Effah-Dartey justifies why he defended Foday Sankoh

Capt. Nkrabeah Effah-Dartey (rtd), Deputy Minister Designate for the Ministry of Local Government and Rural Development, on Thursday said he was performing a duty to his client when he defended Corporal Foday Sankoh, the Sierra Leonean Rebel Leader.

He said as a lawyer he swore an oath to discharge his duty to his clients, which he carried out when Corp. Sankoh’s wife approached him from the United States to defend her husband but said now as a Member of Parliament he could not continue to perform that duty.

Capt. Effah-Dartey said this when he appeared before the parliamentary appointments committee. He was earlier nominated as the Deputy Attorney General and Minister of Justice.

He said little is known about Sankoh but regrettably the international media had misrepresented him in a bad light since he had not asked anybody to be molested or mishandled as is been peddled around.

On allegations of molestation at the National Investigations Committee of which he said he was a member secretary during Armed Forces Revolutionary Council (AFRC) era, Capt. Effah-Dartey said he was the most senior army officer among the military men there but said he never saw any witness being manhandled.

He said he, however, heard that occasionally some bodyguards manhandled witnesses and any time such information got to him the men were disciplined.

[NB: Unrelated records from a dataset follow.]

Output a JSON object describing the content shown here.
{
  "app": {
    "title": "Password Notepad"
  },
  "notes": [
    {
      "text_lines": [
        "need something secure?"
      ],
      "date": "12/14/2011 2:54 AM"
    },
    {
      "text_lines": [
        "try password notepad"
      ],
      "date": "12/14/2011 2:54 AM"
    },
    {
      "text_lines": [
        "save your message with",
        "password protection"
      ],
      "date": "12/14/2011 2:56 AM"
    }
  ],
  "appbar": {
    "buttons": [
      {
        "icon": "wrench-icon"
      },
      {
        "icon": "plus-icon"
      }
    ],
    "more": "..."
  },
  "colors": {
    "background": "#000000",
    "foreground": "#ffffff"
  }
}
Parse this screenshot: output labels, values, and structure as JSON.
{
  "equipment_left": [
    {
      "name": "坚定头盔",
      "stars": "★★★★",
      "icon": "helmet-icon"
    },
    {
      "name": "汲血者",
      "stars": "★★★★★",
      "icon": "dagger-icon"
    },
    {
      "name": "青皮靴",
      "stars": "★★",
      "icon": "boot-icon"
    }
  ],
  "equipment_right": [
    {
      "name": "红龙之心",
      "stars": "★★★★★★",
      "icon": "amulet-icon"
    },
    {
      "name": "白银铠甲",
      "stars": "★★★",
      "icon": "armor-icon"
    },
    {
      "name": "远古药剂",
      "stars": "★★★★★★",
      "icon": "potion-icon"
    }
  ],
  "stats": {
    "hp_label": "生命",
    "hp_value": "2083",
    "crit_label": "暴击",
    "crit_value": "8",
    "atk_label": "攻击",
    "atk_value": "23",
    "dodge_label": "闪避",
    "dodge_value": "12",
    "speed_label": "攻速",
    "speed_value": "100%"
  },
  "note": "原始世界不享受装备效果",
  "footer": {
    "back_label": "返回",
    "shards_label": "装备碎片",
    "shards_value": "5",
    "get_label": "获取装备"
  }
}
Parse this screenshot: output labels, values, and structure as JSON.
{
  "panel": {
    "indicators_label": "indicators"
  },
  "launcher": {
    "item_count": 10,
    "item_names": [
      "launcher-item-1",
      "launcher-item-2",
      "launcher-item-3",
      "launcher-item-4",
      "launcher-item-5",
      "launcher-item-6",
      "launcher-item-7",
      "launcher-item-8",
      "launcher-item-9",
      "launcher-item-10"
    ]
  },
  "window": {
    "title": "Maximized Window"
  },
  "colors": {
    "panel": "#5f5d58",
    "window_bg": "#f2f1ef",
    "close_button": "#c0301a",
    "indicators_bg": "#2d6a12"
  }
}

Capt. Effah-Dartey said if there were rumours of torture of witnesses, especially by him, then such rumours were misleading since he has never been a chairman of the committee and personally never saw any witness being slapped or tortured.

He was reminded that the Ghana Bar Association protested against his nomination as Deputy Attorney General because of his non-belief in human rights activities.

He said that since he was detained in prison for 93 days at the age of 26 without any just cause, he has realised the need to champion human rights issues especially as a lawyer and a politician.

Capt. Effah-Dartey said all proceedings of the NIC were secretly recorded to ensure fairness and for posterity and denied that a gun was ever pointed at witnesses before the committee’s sittings.

He said the concept of district assemblies generating their own local revenue was necessary adding that there was the need to encourage local initiative instead of over depending on the Common Fund for development.

On the menace posed by Fulani herdsmen, he said it is not advisable to allow cattle to move across farmlands, saying measures need to be taken to look at how animals are reared and to zone areas for their grazing to protect food crops and the environment for posterity.